Keterlibatan advokat dalam negosiasi dengan Penyidik/Penuntut Umum saja tidak cukup karena pada praktiknya penyidik kadang meminta tersangka menandatangani surat pernyataan “Bersedia diperiksa Tanpa Didamping Pengacara” atau menyiapkan pengacara ‘memuluskan’ acara pemeriksaan.
Status Saksi Mahkota dari penyiksaan, dapat kita lihat di antaranya pada perkara Marsinah dan kematian Vina Cirebon.
Status Saksi Mahkota bisa saja diperoleh dari hubungan transaksional. Dengan modus pelaku mendapatkan pasal dan tuntutan lebih ringan, oknum aparat mendapatkan keuntungan finansial.
Dugaan terhadap hubungan transaksional ini dapat kita lihat setidaknya pada penerapan Peraturan Pemerintah (PP) Nomor 99/2012 tentang Syarat dan Tata Cara Pelaksanaan Hak Warga Binaan Pemasyarakatan.
Sebagai preseden, pada tahun 2021, jumlah warga binaaan di Lembaga Pemasyarakatan (Lapas) sebanyak 252.384 orang. Menurut data Dirjen Pemasyarakatan, dari jumlah itu terdapat 27.543 Narapidana berstatus JC, sebagian besar (99%) adalah narapidana narkotika dan psikotropika.
Pertanyaan yang muncul, siapa pelaku utama yang dibongkar oleh JC tersebut? Atau mengapa memberikan status JC ketika pelaku berstatus terpidana? Kejaksaan menyumbang 2/3 (dua per tiga) status JC itu dan sisanya didominasi oleh kepolisian.
Konflik kepentingan pemberian status JC terbuka potensinya ketika pelaku adalah aparat penegakan hukum (APH). Atau, APH ‘memiliki target’ pelaku tertentu, sehingga pelaku lain diarahkan untuk memberikan kesaksian yang memberatkan pelaku tersebut.
Tak heran publik mencurigai pemberian status saksi mahkota atau JC sebagai jadi ajang barter kepentingan.
Dipukul Rata ke Semua Tindak Pidana
Keenam, tindak pidana. Tidak ada pembatasan tindak pidana Saksi Mahkota dalam RKUHAP. Sementara UU 31/2014 membatasi pemberian status itu kepada pelaku pada tindak pidana tertentu.
Pembatasan dimaksudkan untuk berfokus pada kejahatan yang bersifat serius atau kejahatan terorganisir. Pembatasan itu penting untuk mencegah status Saksi Mahkota diobral pada semua tindak pidana.

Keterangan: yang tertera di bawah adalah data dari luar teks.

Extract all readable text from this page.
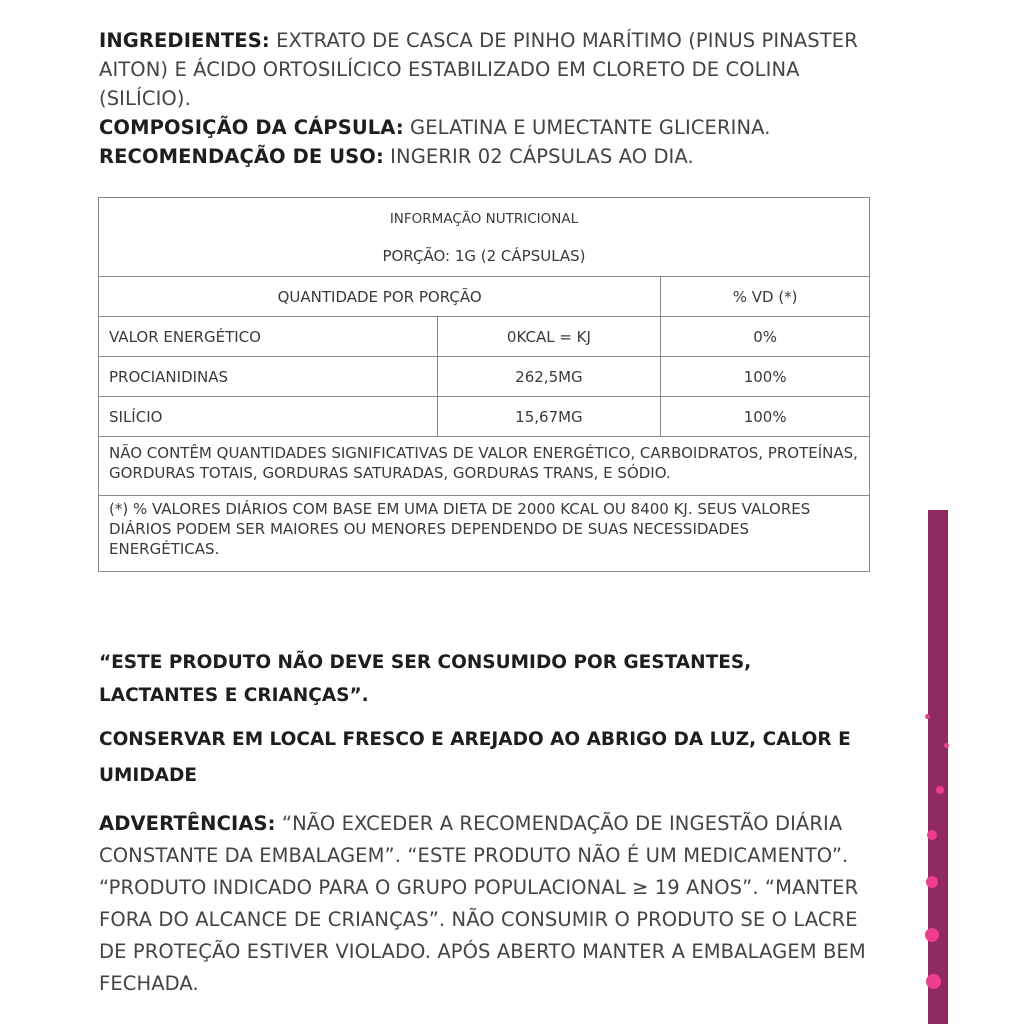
INGREDIENTES: EXTRATO DE CASCA DE PINHO MARÍTIMO (PINUS PINASTER AITON) E ÁCIDO ORTOSILÍCICO ESTABILIZADO EM CLORETO DE COLINA (SILÍCIO).

COMPOSIÇÃO DA CÁPSULA: GELATINA E UMECTANTE GLICERINA.

RECOMENDAÇÃO DE USO: INGERIR 02 CÁPSULAS AO DIA.

INFORMAÇÃO NUTRICIONAL
PORÇÃO: 1G (2 CÁPSULAS)		

QUANTIDADE POR PORÇÃO		% VD (*)
VALOR ENERGÉTICO	0KCAL = KJ	0%
PROCIANIDINAS	262,5MG	100%
SILÍCIO	15,67MG	100%
NÃO CONTÊM QUANTIDADES SIGNIFICATIVAS DE VALOR ENERGÉTICO, CARBOIDRATOS, PROTEÍNAS, GORDURAS TOTAIS, GORDURAS SATURADAS, GORDURAS TRANS, E SÓDIO.		
(*) % VALORES DIÁRIOS COM BASE EM UMA DIETA DE 2000 KCAL OU 8400 KJ. SEUS VALORES DIÁRIOS PODEM SER MAIORES OU MENORES DEPENDENDO DE SUAS NECESSIDADES ENERGÉTICAS.		
“ESTE PRODUTO NÃO DEVE SER CONSUMIDO POR GESTANTES, LACTANTES E CRIANÇAS”.
CONSERVAR EM LOCAL FRESCO E AREJADO AO ABRIGO DA LUZ, CALOR E UMIDADE

ADVERTÊNCIAS: “NÃO EXCEDER A RECOMENDAÇÃO DE INGESTÃO DIÁRIA CONSTANTE DA EMBALAGEM”. “ESTE PRODUTO NÃO É UM MEDICAMENTO”. “PRODUTO INDICADO PARA O GRUPO POPULACIONAL ≥ 19 ANOS”. “MANTER FORA DO ALCANCE DE CRIANÇAS”. NÃO CONSUMIR O PRODUTO SE O LACRE DE PROTEÇÃO ESTIVER VIOLADO. APÓS ABERTO MANTER A EMBALAGEM BEM FECHADA.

Namun bila ada pembatasan, hal yang dapat dipertimbangkan selain berdasarkan tindak pidana tertentu, bisa juga didasarkan oleh ancaman hukuman tertentu, misalnya ancaman pidana minimal 10 tahun.
Ketujuh, pengembalian aset kejahatan. RKUHAP tidak mengatur kewajiban pelaku mengembalikan aset dari kejahatan. UU 31/2014 sudah mengatur hal ini.
Kedelapan, perlindungan. Saksi Mahkota di RKUHAP tidak memperoleh jaminan perlindungan. Padahal besar potensi Saksi Mahkota terancam keselamatan jiwanya karena dianggap sebagai pengkhianat. UU 31/2014 memberi perhatian besar pada soal ini.
Kesembilan, penanganan khusus. Tidak ada penanganan khusus bagi Saksi Mahkota berupa pemisahan penahanan, pemisahan pemberkasan, hingga memberi kesaksian tanpa perlu berhadapan langsung dengan terdakwa yang diungkap perannya.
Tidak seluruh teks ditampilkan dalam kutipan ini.